Stonehenge takes an Autumn trek
I’ve just returned from a very lovely trek with my new best friend Evie. Evie visited the farm with her mother and sister and after they had met all the boys, Carnac, Kilpeck, Rollright and I showed our guests how to put our halters on. Putting a llama halter on is pretty easy really, and we bend our necks so our guests may fit the halter over the front of our velvety snouts.
Once this was done, our lead ropes were tied to railings and Evie and her family groomed us all. When you haven’t been sheared – after all, Carnac, Kilpeck and I are all pretty young and haven’t had our coats taken off us yet – brushes can pull our lovely fibre which is never nice. Our male person handed out our soft brushes. These are so gentle that the bristles glide over the top. We all have such soft coats that alternately grooming with a brush and smoothing the hand over us is great. We’re pretty amenable really.
Older brother Rollright led us off with our male person, and Carnac followed behind. I was third and clever little Kilpeck brought up the rear. Our people say they have never had a young llama so confident he can walk at the back of a trek, but Kilpeck is such a smart fellow that he is so confident and is happy at the back.

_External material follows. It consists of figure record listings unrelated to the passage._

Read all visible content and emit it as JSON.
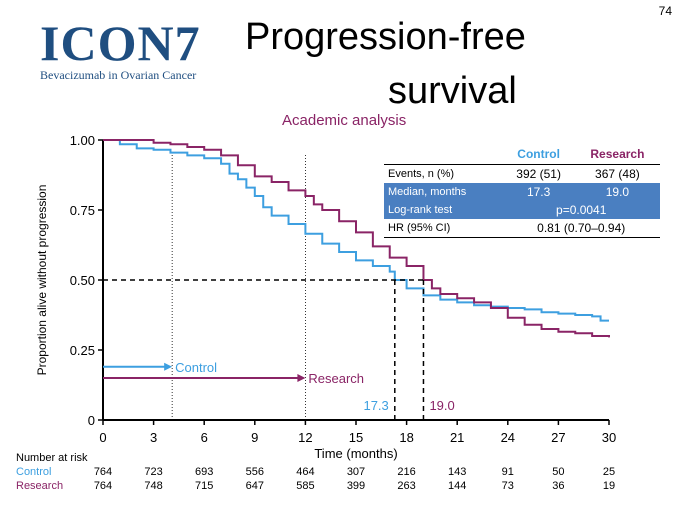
{
  "page_number": "74",
  "logo": {
    "mark": "ICON7",
    "tagline": "Bevacizumab in Ovarian Cancer"
  },
  "title": {
    "line1": "Progression-free",
    "line2": "survival"
  },
  "subtitle": "Academic analysis",
  "colors": {
    "control": "#3d9fe0",
    "research": "#8a2466",
    "logo": "#1f4e80",
    "table_band": "#4a7fc1"
  },
  "stats": {
    "headers": [
      "Control",
      "Research"
    ],
    "rows": [
      {
        "label": "Events, n (%)",
        "control": "392 (51)",
        "research": "367 (48)"
      },
      {
        "label": "Median, months",
        "control": "17.3",
        "research": "19.0"
      },
      {
        "label": "Log-rank test",
        "value": "p=0.0041"
      },
      {
        "label": "HR (95% CI)",
        "value": "0.81 (0.70–0.94)"
      }
    ]
  },
  "risk_table": {
    "header": "Number at risk",
    "rows": [
      {
        "label": "Control",
        "values": [
          "764",
          "723",
          "693",
          "556",
          "464",
          "307",
          "216",
          "143",
          "91",
          "50",
          "25"
        ]
      },
      {
        "label": "Research",
        "values": [
          "764",
          "748",
          "715",
          "647",
          "585",
          "399",
          "263",
          "144",
          "73",
          "36",
          "19"
        ]
      }
    ]
  },
  "chart_data": {
    "type": "line",
    "xlabel": "Time (months)",
    "ylabel": "Proportion alive without progression",
    "xlim": [
      0,
      30
    ],
    "ylim": [
      0,
      1
    ],
    "x_ticks": [
      "0",
      "3",
      "6",
      "9",
      "12",
      "15",
      "18",
      "21",
      "24",
      "27",
      "30"
    ],
    "y_ticks": [
      "0",
      "0.25",
      "0.50",
      "0.75",
      "1.00"
    ],
    "series": [
      {
        "name": "Control",
        "color": "#3d9fe0",
        "points": [
          [
            0,
            1.0
          ],
          [
            1,
            0.985
          ],
          [
            2,
            0.97
          ],
          [
            3,
            0.965
          ],
          [
            4,
            0.955
          ],
          [
            5,
            0.945
          ],
          [
            6,
            0.935
          ],
          [
            7,
            0.915
          ],
          [
            7.5,
            0.88
          ],
          [
            8,
            0.86
          ],
          [
            8.5,
            0.83
          ],
          [
            9,
            0.8
          ],
          [
            9.5,
            0.76
          ],
          [
            10,
            0.73
          ],
          [
            11,
            0.7
          ],
          [
            12,
            0.665
          ],
          [
            13,
            0.63
          ],
          [
            14,
            0.6
          ],
          [
            15,
            0.57
          ],
          [
            16,
            0.55
          ],
          [
            17,
            0.53
          ],
          [
            17.3,
            0.5
          ],
          [
            18,
            0.47
          ],
          [
            19,
            0.445
          ],
          [
            20,
            0.43
          ],
          [
            21,
            0.42
          ],
          [
            22,
            0.41
          ],
          [
            23,
            0.405
          ],
          [
            24,
            0.4
          ],
          [
            25,
            0.395
          ],
          [
            26,
            0.385
          ],
          [
            27,
            0.38
          ],
          [
            28,
            0.375
          ],
          [
            29,
            0.37
          ],
          [
            29.5,
            0.355
          ],
          [
            30,
            0.355
          ]
        ]
      },
      {
        "name": "Research",
        "color": "#8a2466",
        "points": [
          [
            0,
            1.0
          ],
          [
            1.5,
            1.0
          ],
          [
            3,
            0.99
          ],
          [
            4,
            0.985
          ],
          [
            5,
            0.975
          ],
          [
            6,
            0.965
          ],
          [
            7,
            0.945
          ],
          [
            8,
            0.91
          ],
          [
            9,
            0.87
          ],
          [
            10,
            0.85
          ],
          [
            11,
            0.82
          ],
          [
            12,
            0.8
          ],
          [
            12.5,
            0.77
          ],
          [
            13,
            0.75
          ],
          [
            14,
            0.71
          ],
          [
            15,
            0.67
          ],
          [
            16,
            0.62
          ],
          [
            17,
            0.58
          ],
          [
            18,
            0.55
          ],
          [
            19,
            0.5
          ],
          [
            19.5,
            0.47
          ],
          [
            20,
            0.45
          ],
          [
            21,
            0.435
          ],
          [
            22,
            0.42
          ],
          [
            23,
            0.4
          ],
          [
            24,
            0.365
          ],
          [
            25,
            0.34
          ],
          [
            26,
            0.325
          ],
          [
            27,
            0.315
          ],
          [
            28,
            0.31
          ],
          [
            29,
            0.3
          ],
          [
            30,
            0.295
          ]
        ]
      }
    ],
    "medians": [
      {
        "name": "Control",
        "x": 17.3,
        "label": "17.3"
      },
      {
        "name": "Research",
        "x": 19.0,
        "label": "19.0"
      }
    ],
    "median_arrows": [
      {
        "name": "Control",
        "label": "Control",
        "y": 0.19,
        "x_end": 4.1
      },
      {
        "name": "Research",
        "label": "Research",
        "y": 0.15,
        "x_end": 12.0
      }
    ],
    "reference_verticals": [
      4.1,
      12.0
    ],
    "median_y": 0.5
  }
}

People are always surprised at what we find interesting or perhaps a little scary, and on this walk it was Carnac who stopped on the trail and questioned the presence of a small bag that was blowing around in front of us. My older brother Rollright demonstrated there was really nothing to worry about and marched past the bag, but it took Carnac a little while to pluck up the courage to breeze by. Rollright has admitted that he used to be a bit of a scaredy-cat when it came to new things, and the bag would have made him think twice a few years back. He said we would all gain confidence the more we went out and he is right. This was Kilpeck’s forth trip up to the Common and nothing seems to scare him.
A dry day helps, and the walk to the Common was terrific. As usual, we met people on the way, and Evie would tell me to ‘Stand’ when we needed to stop. We trooped up the hill to the Common. Gorgeous as ever, the autumn colours were so pretty our new best friends were enchanted by the views. Evie stroked my neck – always fine with me – and I leant into her, to show that she could continue.
Rollright said it was time to turn for home and then speeded up as he was keen to see Moai and Stanton Drew back on the farm. Kilpeck’s little legs meant he was quite tired at the end. We were all really happy to have some fresh grass and bramble to munch when we got back. There is always cereal reward for us too and just the four of us had mix which made Ringsbury and the rest of the gang feel they were missing out. But, ‘You Snooze, You Lose’ is the motto for non-trekkers, so Carnac, Kilpeck, Rollright and I were each given a large dipper of food. Evie fed me and I gently nibbled away. Lovely grub.
All too soon it was time for our friends to leave, but I think we might be seeing them again next year. People-trekking really is one of the most fun things a llama can do.